Et enfin parce qu’on découvre ici le revers de la scène hongkongaise, le monde coloré et bruyant des petites gens, dont 170 000 d’entre eux habitent, malgré des loyers du niveau de ceux des beaux quartiers parisiens, dans de minuscules appartements de 6 m2 et même moins. Du coup, l’essentiel de leur existence se passe à l’extérieur, ce qui transforme la rue en véritable chaos. Ce fooding tour est donc aussi une façon originale de découvrir un quartier loin des sentiers battus, passant d’un marché à l’autre, d’un secteur consacré au high-tech à un autre spécialisé dans les tissus. D’une pierre trois coups, en quelque sorte. Au total, ce seront six restaurants qui seront visités lors d’un tour de trois heures, de neuf heures à midi.

Six établissements sans chichis, chinois jusqu’au bout des ongles, bruyants jusqu’aux boules quies, se souciant peu du décor pour privilégier leur spécialité. On passe ainsi du soufflé à l’ananas – extraordinaire – au rouleau de riz, du tofu au lait de soja au porc rôti – magnifique – ou au canard laqué , des gâteaux secs aux nouilles aux œufs… Entre chaque restaurant, la guide y va de son commentaire, montrant ici la discrète échoppe d’un prêteur sur gages, là un bâtiment spécialisé dans le jeu de mah-jong et ailleurs, photos de l’intérieur à l’appui, un building abritant ce qu’on appelle des appartements-cages, autrement dit des espaces de 3 m2, parfois moins encore, avec porte de grillage effectivement façon cage et sans la moindre ouverture extérieure. La face cachée de Hong Kong.

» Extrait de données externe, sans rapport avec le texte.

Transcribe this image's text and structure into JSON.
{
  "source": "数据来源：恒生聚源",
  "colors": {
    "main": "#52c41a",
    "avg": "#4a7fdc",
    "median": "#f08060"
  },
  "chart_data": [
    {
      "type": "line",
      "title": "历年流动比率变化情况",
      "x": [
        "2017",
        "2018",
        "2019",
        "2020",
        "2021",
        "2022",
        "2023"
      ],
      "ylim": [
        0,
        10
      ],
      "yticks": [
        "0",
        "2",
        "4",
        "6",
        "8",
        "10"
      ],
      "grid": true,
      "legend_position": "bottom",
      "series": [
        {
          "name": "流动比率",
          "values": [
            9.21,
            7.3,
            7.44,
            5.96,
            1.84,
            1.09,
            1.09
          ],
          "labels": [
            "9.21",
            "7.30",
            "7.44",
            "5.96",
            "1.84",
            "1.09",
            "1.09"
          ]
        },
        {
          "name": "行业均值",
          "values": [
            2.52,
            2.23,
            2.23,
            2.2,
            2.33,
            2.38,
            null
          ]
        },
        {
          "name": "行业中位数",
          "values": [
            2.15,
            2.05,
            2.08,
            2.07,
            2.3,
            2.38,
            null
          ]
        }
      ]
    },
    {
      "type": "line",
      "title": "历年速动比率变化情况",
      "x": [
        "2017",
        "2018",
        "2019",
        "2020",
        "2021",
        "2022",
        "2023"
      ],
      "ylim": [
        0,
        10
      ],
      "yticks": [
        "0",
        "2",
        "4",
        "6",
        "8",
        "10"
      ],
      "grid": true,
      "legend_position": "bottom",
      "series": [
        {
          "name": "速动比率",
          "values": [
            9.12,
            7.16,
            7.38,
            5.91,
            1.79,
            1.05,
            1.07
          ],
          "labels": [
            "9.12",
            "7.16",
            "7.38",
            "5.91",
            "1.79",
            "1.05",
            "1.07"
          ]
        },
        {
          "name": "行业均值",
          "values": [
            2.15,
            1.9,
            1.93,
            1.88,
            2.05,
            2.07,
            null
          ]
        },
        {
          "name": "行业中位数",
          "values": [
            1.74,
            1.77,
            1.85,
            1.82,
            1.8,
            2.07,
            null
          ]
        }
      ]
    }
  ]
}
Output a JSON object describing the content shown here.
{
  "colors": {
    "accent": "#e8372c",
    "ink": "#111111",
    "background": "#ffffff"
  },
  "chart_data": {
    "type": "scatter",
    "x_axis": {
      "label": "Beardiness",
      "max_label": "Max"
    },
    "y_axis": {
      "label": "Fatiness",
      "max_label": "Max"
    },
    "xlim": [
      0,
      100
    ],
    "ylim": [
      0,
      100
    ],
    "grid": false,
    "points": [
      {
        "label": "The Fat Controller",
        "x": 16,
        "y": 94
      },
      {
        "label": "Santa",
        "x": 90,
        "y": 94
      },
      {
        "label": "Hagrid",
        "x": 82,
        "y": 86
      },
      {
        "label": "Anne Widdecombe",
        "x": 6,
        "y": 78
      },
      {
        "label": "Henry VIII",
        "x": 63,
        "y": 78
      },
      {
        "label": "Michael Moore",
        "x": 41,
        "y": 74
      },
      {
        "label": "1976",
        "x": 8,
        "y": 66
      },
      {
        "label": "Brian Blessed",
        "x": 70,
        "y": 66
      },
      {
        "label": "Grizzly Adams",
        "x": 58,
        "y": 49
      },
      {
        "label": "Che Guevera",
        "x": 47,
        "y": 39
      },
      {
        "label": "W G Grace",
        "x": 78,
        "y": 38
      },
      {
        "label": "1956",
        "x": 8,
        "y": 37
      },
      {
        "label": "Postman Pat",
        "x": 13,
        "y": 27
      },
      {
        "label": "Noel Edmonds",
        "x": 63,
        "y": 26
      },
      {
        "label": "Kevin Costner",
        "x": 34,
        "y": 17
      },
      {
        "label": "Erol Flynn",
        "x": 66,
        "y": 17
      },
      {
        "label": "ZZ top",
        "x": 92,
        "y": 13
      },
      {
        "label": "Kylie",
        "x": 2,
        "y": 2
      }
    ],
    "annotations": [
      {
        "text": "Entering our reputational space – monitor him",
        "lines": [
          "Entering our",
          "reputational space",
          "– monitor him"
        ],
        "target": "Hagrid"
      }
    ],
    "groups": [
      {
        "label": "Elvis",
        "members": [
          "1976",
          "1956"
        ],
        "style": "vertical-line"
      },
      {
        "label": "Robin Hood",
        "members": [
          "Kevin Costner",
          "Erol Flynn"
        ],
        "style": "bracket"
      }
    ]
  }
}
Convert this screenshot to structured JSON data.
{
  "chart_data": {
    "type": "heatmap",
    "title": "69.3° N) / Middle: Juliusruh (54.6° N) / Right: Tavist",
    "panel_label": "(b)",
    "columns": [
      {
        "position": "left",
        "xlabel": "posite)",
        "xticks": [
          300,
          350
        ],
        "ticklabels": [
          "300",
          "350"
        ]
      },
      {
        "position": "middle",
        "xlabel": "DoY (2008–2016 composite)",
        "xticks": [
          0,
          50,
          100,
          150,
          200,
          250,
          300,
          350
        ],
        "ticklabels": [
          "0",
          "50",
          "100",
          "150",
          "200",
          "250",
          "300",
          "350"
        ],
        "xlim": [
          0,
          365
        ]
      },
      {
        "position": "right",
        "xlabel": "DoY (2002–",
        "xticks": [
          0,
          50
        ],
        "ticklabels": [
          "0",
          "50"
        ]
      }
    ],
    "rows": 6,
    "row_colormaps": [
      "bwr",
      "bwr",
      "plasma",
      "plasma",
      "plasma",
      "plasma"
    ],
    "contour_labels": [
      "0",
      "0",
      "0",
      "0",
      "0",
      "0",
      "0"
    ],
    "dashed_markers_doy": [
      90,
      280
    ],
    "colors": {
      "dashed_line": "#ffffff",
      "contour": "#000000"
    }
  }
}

Pour autant, ce quartier qui était autrefois aussi celui des fabriques, textiles notamment, est lui aussi en pleine mouvance. Créateurs et artistes s’y installent, notamment près d’une ancienne auberge de jeunesse, la Wontonmeen, transformée en pépinière pour jeunes talents. De leur côté, des galeries d’art contemporain suivent cette évolution, à l’image de la 22 Degrees North.

Retour au calme

Le soir, toujours sur Kowloon, on n’échappera pas à l’un de ses must, la Nathan Road, longue avenue traversant la presqu’île du nord au sud qui s’illumine de centaines, peut-être même de milliers de néons multicolores, posés en long, en large et en travers, correspondant parfaitement à l’image qu’on se fait de Hong Kong by night.

S’alignent en vrac, et le mot est faible, des magasins populaires, des échoppes à touristes, des galeries marchandes, des bars, des restaurants, des fast foods chinois, des gargotes, des tailleurs de vêtements sur mesure, des boîtes de nuit, des sons, des calicots, des lumières encore, et la foule, la foule, la foule… Il y a des musées aussi, le musée d’histoire ou le musée de l’espace, ainsi que des hôtels de toutes catégories, dont l’ historique, très luxueux et très glamour Peninsula qui propose de forts britanniques afternoon teas dans le calme absolu de ses salons chuchotés.

Mais le calme, le vrai, on le trouvera dans un tout autre monde à seulement une demi-heure de bus à impériale du centre de la folle cité. Car on l’oublie trop souvent, mais la plus verticale des villes de la planète n’est pas que cette explosion de buildings fichés en bord de mer. On peut se mettre au vert sur l’île même de Hong Kong et découvrir une nature qu’on croirait, par instant, presque provençale. Comme ce “dos du dragon”, une montagne ronde qui propose une randonnée pédestre très facile, de 45 minutes à trois heures, traversant ce qui ressemble à s’y méprendre à la garrigue du sud de la France. Mieux ! Comme pour lui faire écho, la mer en contrebas se pare de tous les bleus de la Méditerranée.

Et, pour ajouter encore à l’inattendu, la randonnée conduit jusqu’à Shek O, un village de pêcheurs sans prétention aujourd’hui reconverti en station balnéaire à la bonne franquette, avec toits de tôle, lanternes suspendues et fleurs en plastique. Hors saison, c’est un bonheur. Peu ou pas de voiture, une plage de sable blanc, des bistrots sans façon et des cafés-restaurants à terrasse. De délicieux jours tranquilles en bord de mer de Chine à une demi-heure seulement des lumières de la ville.